O presidente do Trata Brasil, Édison Carlos explica que “quando a pessoa morou e mora numa área sem saneamento, a tendência é que ela se desenvolva menos, tanto na escola quanto na formação profissional. Ela tende a faltar mais à escola, faltar mais ao trabalho.. Tem impacto na formação profissional”. De acordo com ele, aumenta neste caso a chance de ter um emprego de menor qualificação e com menor salário. “O salário é consequência de uma vida toda com uma condição sanitária ruim. A pessoa não ganha menos só porque mora ali. Ganha menos porque foi submetida, ao longo da vida, a condições de saneamento ruins, o que faz com que ela tenha mais doenças”.

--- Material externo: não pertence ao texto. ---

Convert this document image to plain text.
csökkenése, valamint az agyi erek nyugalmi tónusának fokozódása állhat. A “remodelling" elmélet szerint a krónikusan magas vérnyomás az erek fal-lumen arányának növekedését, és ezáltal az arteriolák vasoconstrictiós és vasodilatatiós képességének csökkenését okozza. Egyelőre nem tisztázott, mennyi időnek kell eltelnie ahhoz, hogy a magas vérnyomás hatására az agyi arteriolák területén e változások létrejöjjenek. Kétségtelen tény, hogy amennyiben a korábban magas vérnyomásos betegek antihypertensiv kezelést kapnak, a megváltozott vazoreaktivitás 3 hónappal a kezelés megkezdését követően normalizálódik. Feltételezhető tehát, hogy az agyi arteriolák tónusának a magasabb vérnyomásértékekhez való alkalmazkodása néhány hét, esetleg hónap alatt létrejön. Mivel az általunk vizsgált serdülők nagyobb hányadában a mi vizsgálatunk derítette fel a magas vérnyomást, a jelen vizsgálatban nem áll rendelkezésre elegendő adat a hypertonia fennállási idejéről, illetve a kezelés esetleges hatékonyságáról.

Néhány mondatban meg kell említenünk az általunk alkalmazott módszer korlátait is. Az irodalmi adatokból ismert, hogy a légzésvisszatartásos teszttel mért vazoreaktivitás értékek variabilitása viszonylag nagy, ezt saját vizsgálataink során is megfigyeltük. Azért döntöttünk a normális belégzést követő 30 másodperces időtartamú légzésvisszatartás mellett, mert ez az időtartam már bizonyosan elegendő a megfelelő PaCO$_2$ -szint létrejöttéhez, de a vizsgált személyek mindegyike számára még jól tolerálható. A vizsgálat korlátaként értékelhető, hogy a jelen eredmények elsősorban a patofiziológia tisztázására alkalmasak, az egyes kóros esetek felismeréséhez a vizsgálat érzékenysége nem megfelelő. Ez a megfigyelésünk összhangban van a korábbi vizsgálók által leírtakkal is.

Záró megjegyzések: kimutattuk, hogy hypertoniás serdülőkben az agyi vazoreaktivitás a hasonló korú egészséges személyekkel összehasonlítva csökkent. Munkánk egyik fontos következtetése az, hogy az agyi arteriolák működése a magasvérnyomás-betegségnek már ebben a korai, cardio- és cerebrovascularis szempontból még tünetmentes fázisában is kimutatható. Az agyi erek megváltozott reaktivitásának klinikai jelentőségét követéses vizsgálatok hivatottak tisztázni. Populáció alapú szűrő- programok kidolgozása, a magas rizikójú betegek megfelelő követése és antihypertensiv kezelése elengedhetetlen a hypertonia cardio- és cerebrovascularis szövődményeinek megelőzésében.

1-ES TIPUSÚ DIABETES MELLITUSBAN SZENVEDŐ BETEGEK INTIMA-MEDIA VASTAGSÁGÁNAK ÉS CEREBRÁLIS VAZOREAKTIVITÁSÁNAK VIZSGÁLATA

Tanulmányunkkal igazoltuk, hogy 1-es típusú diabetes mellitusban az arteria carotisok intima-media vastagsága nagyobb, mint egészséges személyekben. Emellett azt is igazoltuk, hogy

Sobram verbas, mas investimento é reduzido

 

A pesquisa defende que o investimento em saneamento básico cria empregos não apenas pela necessidade de mão de obra para as construções, mas também pela operação posterior. No entanto, ao longo dos oito anos analisados (2010-2017) só foram investidos R$ 404.642.599,41 em obras de saneamento nos municípios da RMB, que geraram apenas 1.202 postos de trabalho - que não contribuíram em nada para a redução das 141 mil pessoas desempregadas na Grande Belém, segundo os dados mais recentes (dezembro/2018) do IBGE. Como comparativo, no mesmo período, São Paulo investiu R$ 19 bilhões em obras de expansão das redes de água e esgotos e geraram 35.048 empregos diretos. “Para se ter uma ideia, em 2017, os governos federal, estadual e municipal investiram por habitante da Região Metropolitana de Belém, com obras de saneamento, R$ 14. Na média nacional, foram R$ 54 por habitante. Na Região Metropolitana de São Paulo são R$ 125,47. Ou seja, São Paulo é uma região que já tem um bom abastecimento de água, um suprimento melhor de coleta e tratamento de esgoto, mas ainda assim investe um recurso maior”, disse Fernando Garcia.

“É óbvio que as regiões de menor desenvolvimento econômico, onde se enquadra a Região Metropolitana de Belém, não vão ter capacidade, delas sozinhas, realizarem todo esse investimento. No caso da região de Belém e as demais metrópoles do Norte e Nordeste torna-se muito importante o apoio do Ministério de Desenvolvimento Regional, ou seja, usar a estrutura federativa para fornecer recursos para essas regiões implantar saneamento de forma subsidiária. Isso tem efeito de curto prazo importante, na geração de emprego, de renda; em médio prazo, reflete na redução de despesas de saúde, na melhoria da produtividade; e a longo prazo, vai melhorar a condição de desenvolvimento socioeconômico dessas regiões , trazendo-as em direção das regiões mais desenvolvidas do País. Dinheiro tem, sobra todo ano recurso do FGTS alocado e disponível para empréstimo e ninguém vai lá pegar. O mesmo acontece no BNDS. Há recursos de crédito suficiente, falta uma política de Estado para investir nessa área”, completou. Questionado sobre os resultados do Trata Brasil sobre a RMB, o governador Helder Barbalho disse a O Liberal que lamenta o descaso dos últimos governos e que já contraiu empréstimos internacionais para reverter esse quadro nos próximos anos. “Primeiro temos que lamentar essa constatação, que não é de hoje. Uma constatação que é fruto dos baixos investimentos executados e realizados pelas gestões passadas, que sacrificam a sociedade a acesso a serviços tão essenciais. Nós estamos fazendo agora investimentos volumosos na área de saneamento. São mais de R$ 260 milhões, entre investimentos de abastecimento de água e tratamento de esgoto, fortalecendo a companhia de saneamento e, ao mesmo tempo, cobrando eficiência para que a Cosanpa seja superavitária, para que nós possamos ao longo dos próximos anos mudar essa realidade e ampliar a cobertura de abastecimento de água e tratamento de esgoto do Estado, disse.